Toplanan veriler amaca uygun mu?
Söz konusu ilkeyi detaylı inceleyecek olursak; veri işlerken ölçülü davranma prensibinin önemli bir kriter gerektiğini görmekteyiz. Bu da kişisel verilerin işleme amaçlarını ve vasıtalarını belirleyen, veri kayıt sisteminin kuran ve yöneten kişinin dikkatle seçilmesini gerektirir. Ayrıca bir kişisel veri işleniyorsa, bu verinin toplanma amacına uygun, meşru ve kabul edilebilir bir bağlantısı olması gerekmektedir.

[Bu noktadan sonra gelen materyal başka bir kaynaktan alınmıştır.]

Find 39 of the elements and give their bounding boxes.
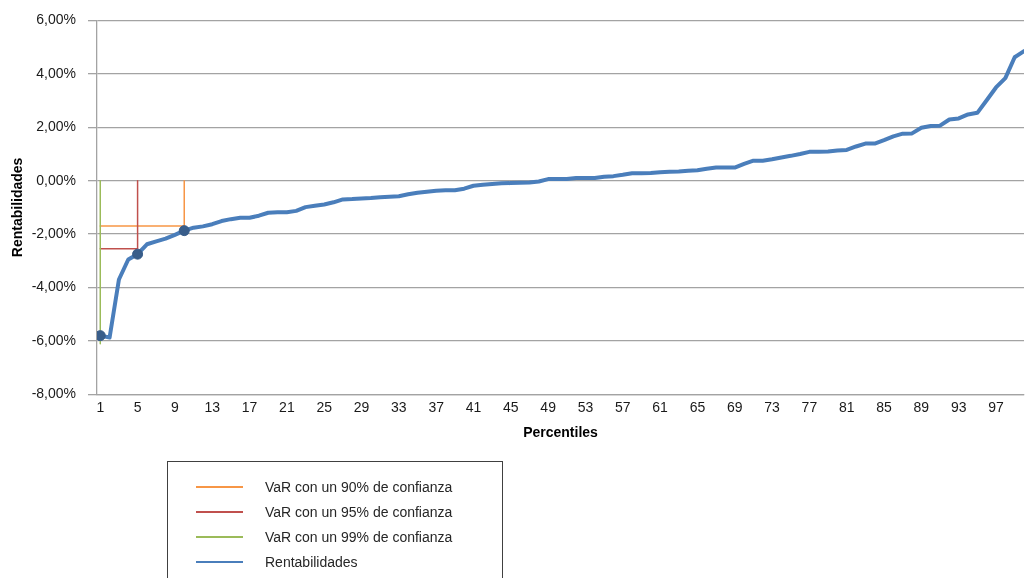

Somutlaştırmak adına bir örnek verelim; ücretsiz yemek tarifleri veren bir mobil uygulamanın, bu uygulamayı akıllı telefonuna yükleyen bir kişinin konum bilgisine, rehberindeki kişilere, kamera görüntülerine veya SMS yazışmalarına ulaştığı ve bu verileri işlediğini varsayalım. Bu verileri işlemenin, uygulamanın amacı ve işlevi olan yemek tarifi sunma ile meşru bir bağının olduğunu ve ölçülü olduğunu söylemek tutarlı bir açıklamaya ihtiyaç duyar. Diğer taraftan kişinin bulunduğu yerdeki restoranların menülerindeki yemekleri veya yemek tariflerini sunan konum tabanlı bir uygulama için kişinin konum bilgisine ulaşmanın ve bu veriyi işlemenin uygulamanın amacıyla bağlantılı ve ölçülü olduğunu kabul etmek mümkündür.
1 milyon TL'ye varan cezalar gelebilir
Bu noktada mevcut Kanun'un bize kısık bir sesle de olsa “ihtiyacın olmayan veriyi işleme!” mesajını verdiğinin ve muhafazakâr yorumlar yapmaya neden olduğunu belirtebilirim. Kanun kapsamında kurulacak olan Veri Koruma Kurumu'na başvuruda bulunulması ve yapılacak bir denetimle uygulama geliştiren şirketin hukuka aykırı veri işlediğine hükmedilmesi sonucunda 1 milyon TL’ye varan para cezaları ile muhatap olunması kanımca çok uzak bir ihtimal değildir. Prensipte değerlendirdiğimizde veri işlerken muhafazakâr yorumlar yapmaya neden olan hükümlerin, uygulamada nasıl karşılık bulacağını ise elbette ilerleyen zamanda daha net göreceğiz.
Özel bir örnekle ele aldığım bu konu; elbette sigortadan sağlığa, e-ticaretten bankacılığa, her sektörde veri işleyen veri sorumlularının kendi veri işleme operasyonları için değerlendirmesi gereken bir konudur. Ekim’den itibaren Veri Koruma Kurumu'nun kurulmasıyla veri işleme noktasında birçok soru gündeme gelecek ve şirketler kişisel veri işleme prosedürlerini yeni baştan gözden geçirmek ve yenilemek zorunda kalacaklar. Şimdiden rahatlıkla yapabileceğimiz yorum ise şirketler ciddi idari para cezaları ile karşılaşmak istemiyorlarsa veri işleme süreçlerinin hukuka uygunluk denetimi geciktirmeden yapmaları yararlı olacaktır.